Russia is hardly in a position to offer much palpable aid to those states, given its own lamentable military situation. In fact, Russia repeatedly proves that it cannot begin to offer the tangible assistance required to improve security conditions in the region. Thus, on October 16, it was revealed that most of the narcotics coming from Afghanistan go through areas of Tajikistan patrolled by Russian soldiers. We already know from previous reports that they and their superiors have long since been corrupted by this trade, to the extent that pilots of Russian military transport were bringing narcotics to Moscow from Tajikistan.

Similarly, it is clear to most observers that the Russian army in general, and especially in
Chechnya, is in danger of degenerating into an armed rabble. The record of atrocities committed by the various members of Russia's multiple armed forces there is well documented. One general even publicly admitted that his troops were nothing better than a drunken mob.

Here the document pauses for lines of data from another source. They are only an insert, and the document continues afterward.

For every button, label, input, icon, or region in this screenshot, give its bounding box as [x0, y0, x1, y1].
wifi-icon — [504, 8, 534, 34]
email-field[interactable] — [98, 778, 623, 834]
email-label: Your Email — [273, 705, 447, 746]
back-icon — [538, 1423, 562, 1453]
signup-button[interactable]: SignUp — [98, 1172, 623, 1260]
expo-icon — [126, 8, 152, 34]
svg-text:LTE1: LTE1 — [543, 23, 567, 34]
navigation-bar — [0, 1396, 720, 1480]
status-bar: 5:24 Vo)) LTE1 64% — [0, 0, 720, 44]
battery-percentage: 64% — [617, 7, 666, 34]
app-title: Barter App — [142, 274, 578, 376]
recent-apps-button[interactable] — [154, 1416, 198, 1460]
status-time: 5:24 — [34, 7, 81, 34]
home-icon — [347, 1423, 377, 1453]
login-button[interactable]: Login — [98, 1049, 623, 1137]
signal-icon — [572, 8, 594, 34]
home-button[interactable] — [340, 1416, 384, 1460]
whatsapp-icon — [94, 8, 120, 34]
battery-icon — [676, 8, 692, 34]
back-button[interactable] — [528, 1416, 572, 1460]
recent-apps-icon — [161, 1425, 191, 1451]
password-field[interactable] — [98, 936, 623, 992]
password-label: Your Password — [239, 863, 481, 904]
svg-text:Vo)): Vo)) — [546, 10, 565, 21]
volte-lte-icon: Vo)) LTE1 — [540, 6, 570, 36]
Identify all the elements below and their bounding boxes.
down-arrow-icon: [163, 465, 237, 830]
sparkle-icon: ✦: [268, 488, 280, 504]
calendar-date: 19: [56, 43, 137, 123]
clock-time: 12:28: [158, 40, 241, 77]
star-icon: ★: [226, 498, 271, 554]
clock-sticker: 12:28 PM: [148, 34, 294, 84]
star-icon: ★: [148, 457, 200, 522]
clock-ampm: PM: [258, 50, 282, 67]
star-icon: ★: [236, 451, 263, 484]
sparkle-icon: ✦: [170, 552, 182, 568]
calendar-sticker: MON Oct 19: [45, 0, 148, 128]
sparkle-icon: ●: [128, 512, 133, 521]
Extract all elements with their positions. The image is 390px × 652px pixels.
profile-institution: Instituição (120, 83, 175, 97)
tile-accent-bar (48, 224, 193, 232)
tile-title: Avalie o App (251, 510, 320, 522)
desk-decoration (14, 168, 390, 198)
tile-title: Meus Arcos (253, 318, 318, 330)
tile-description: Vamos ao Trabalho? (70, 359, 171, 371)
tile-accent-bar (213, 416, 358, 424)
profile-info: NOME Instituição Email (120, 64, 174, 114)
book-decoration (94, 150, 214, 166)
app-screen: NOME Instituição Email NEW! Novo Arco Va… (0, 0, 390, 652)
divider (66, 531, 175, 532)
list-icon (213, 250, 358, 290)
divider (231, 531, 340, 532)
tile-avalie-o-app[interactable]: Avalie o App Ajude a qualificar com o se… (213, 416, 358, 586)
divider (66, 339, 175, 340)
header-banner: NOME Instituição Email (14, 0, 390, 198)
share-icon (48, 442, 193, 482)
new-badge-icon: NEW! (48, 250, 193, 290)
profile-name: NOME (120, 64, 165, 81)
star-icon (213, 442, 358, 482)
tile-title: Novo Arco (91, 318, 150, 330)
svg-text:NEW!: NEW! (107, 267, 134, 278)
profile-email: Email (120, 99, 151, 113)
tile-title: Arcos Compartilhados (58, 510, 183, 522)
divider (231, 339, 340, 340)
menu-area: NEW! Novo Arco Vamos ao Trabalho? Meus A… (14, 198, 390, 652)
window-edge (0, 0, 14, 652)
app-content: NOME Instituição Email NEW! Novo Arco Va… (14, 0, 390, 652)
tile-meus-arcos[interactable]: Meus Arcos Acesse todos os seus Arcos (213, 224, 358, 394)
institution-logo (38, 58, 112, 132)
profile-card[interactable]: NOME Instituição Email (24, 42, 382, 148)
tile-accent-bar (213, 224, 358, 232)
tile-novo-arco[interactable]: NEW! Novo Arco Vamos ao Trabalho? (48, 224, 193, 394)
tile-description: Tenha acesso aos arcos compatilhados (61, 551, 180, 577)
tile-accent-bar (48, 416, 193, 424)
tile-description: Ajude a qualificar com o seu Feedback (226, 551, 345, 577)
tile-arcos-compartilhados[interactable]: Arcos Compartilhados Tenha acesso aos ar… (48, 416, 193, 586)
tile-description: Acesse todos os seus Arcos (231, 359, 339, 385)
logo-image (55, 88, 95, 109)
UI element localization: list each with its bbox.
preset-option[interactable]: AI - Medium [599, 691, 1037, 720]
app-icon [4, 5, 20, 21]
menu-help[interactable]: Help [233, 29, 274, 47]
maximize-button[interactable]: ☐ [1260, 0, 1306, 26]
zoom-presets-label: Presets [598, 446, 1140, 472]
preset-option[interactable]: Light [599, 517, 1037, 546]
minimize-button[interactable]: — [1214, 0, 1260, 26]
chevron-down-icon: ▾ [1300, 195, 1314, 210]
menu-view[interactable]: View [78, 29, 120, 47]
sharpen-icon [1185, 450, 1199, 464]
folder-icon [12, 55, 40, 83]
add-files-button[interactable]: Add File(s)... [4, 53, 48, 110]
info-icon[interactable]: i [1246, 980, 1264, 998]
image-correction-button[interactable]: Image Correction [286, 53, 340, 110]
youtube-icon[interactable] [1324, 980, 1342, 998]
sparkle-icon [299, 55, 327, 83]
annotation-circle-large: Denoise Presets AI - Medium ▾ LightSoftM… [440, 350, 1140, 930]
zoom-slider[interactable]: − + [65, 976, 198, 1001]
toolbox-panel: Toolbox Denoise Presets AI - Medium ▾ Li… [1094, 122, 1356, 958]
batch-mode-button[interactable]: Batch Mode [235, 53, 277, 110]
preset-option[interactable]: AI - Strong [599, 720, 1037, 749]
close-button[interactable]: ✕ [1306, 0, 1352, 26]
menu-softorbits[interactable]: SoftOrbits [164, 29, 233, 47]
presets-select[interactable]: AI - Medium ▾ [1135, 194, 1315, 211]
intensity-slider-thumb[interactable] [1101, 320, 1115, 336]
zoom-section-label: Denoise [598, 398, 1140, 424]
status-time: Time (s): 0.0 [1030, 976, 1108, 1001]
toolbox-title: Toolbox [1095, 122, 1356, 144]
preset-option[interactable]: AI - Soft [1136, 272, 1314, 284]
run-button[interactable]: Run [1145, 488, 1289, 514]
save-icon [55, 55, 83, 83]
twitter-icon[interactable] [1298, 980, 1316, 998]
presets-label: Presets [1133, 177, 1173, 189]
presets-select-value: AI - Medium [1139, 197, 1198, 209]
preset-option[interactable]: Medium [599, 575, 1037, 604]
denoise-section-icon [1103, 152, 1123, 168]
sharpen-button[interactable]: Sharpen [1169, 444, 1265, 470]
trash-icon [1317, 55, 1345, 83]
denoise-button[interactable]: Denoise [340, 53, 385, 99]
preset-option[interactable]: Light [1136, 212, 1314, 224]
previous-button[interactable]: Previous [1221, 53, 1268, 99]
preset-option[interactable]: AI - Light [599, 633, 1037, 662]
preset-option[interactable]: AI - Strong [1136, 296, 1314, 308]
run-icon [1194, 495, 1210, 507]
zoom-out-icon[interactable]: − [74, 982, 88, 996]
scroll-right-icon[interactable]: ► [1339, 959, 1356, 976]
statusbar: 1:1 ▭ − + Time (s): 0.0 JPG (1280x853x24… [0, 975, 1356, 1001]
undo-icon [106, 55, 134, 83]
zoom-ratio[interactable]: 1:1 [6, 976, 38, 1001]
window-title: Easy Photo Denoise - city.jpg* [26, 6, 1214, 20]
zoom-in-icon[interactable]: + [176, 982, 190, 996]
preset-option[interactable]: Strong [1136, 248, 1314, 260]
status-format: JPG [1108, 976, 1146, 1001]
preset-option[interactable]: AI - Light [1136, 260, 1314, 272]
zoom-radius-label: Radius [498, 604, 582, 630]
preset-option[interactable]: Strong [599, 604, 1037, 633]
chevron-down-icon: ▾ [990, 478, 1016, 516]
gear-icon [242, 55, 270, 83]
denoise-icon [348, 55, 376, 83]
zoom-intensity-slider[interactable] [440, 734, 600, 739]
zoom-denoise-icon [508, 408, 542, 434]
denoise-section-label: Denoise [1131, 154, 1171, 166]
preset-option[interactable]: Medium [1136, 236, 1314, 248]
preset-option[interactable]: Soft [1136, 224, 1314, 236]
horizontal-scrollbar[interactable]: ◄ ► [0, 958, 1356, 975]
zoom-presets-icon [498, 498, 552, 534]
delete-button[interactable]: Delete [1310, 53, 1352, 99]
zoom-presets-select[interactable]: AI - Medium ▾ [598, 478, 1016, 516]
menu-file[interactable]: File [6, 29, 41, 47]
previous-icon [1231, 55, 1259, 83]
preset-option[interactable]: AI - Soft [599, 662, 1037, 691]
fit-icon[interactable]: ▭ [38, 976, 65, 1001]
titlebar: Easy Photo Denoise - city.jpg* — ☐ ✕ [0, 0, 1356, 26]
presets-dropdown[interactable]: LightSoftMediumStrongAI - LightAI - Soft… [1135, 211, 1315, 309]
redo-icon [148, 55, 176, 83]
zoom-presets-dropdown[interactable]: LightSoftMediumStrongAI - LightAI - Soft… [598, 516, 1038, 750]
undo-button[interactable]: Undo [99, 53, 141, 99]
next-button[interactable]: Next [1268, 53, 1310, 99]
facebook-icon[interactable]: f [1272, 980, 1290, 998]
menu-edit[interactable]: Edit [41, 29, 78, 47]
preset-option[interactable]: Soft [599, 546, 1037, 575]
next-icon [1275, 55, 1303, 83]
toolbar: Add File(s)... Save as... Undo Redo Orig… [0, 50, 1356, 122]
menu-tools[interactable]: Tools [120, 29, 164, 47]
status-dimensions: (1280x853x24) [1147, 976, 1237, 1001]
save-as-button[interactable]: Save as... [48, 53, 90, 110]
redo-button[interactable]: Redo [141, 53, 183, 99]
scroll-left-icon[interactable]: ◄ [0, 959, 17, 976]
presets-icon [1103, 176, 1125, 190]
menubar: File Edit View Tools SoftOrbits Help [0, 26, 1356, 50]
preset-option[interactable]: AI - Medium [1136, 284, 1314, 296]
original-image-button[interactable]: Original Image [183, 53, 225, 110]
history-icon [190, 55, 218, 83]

Many of these faults are traceable to the abiding failure to launch military reform, leaving the armed forces as the most unreformed sector of Russian society.

But the result of this malign neglect is an army that cannot adequately defend
Russia, fight terrorism anywhere, and which in fact remains a far greater threat to the security of Russia than does anyone else. Worse yet, this situation will continue as, rhetoric to the contrary notwithstanding, there will be no reform to create a professional army any time soon. In other words, the military and government have blocked the only kind of reform that might create an army that could effectively fight a war on terrorism or use modern technology.

The upshot is that while there is plenty of talk, there is very little that
Russia can effectively do with its own resources to go after terrorism, allegedly its main threat. Yet Putin's adroit diplomacy and stonewalling have blocked any hope of a political solution in Chechnya or the effective deployment of outside pressure on Moscow to resolve the situation there peacefully.

Admittedly, to search for such a solution would be extremely difficult after all the bloodshed. Nevertheless, and in spite of the fact that the Chechens have certainly been penetrated by terrorists affiliated with al-Qaeda, this was a war of choice for
Russia, undertaken to ensure Putin's ascension and then his election.

Having banked on a speedy victory, they have now miscalculated and, in truly Russian fashion, seek to hide the reality from everyone by proclaiming victory, as Aiken suggested in
Vietnam. But the war will go on, and as Georgia and episodes of terrorism inside Russia already show, the longer it goes on the more likely is its diffusion into neighboring and even distant areas of Russia and the Caucasus.



Stephen Blank is an analyst of international security affairs residing in Harrisburg, PA.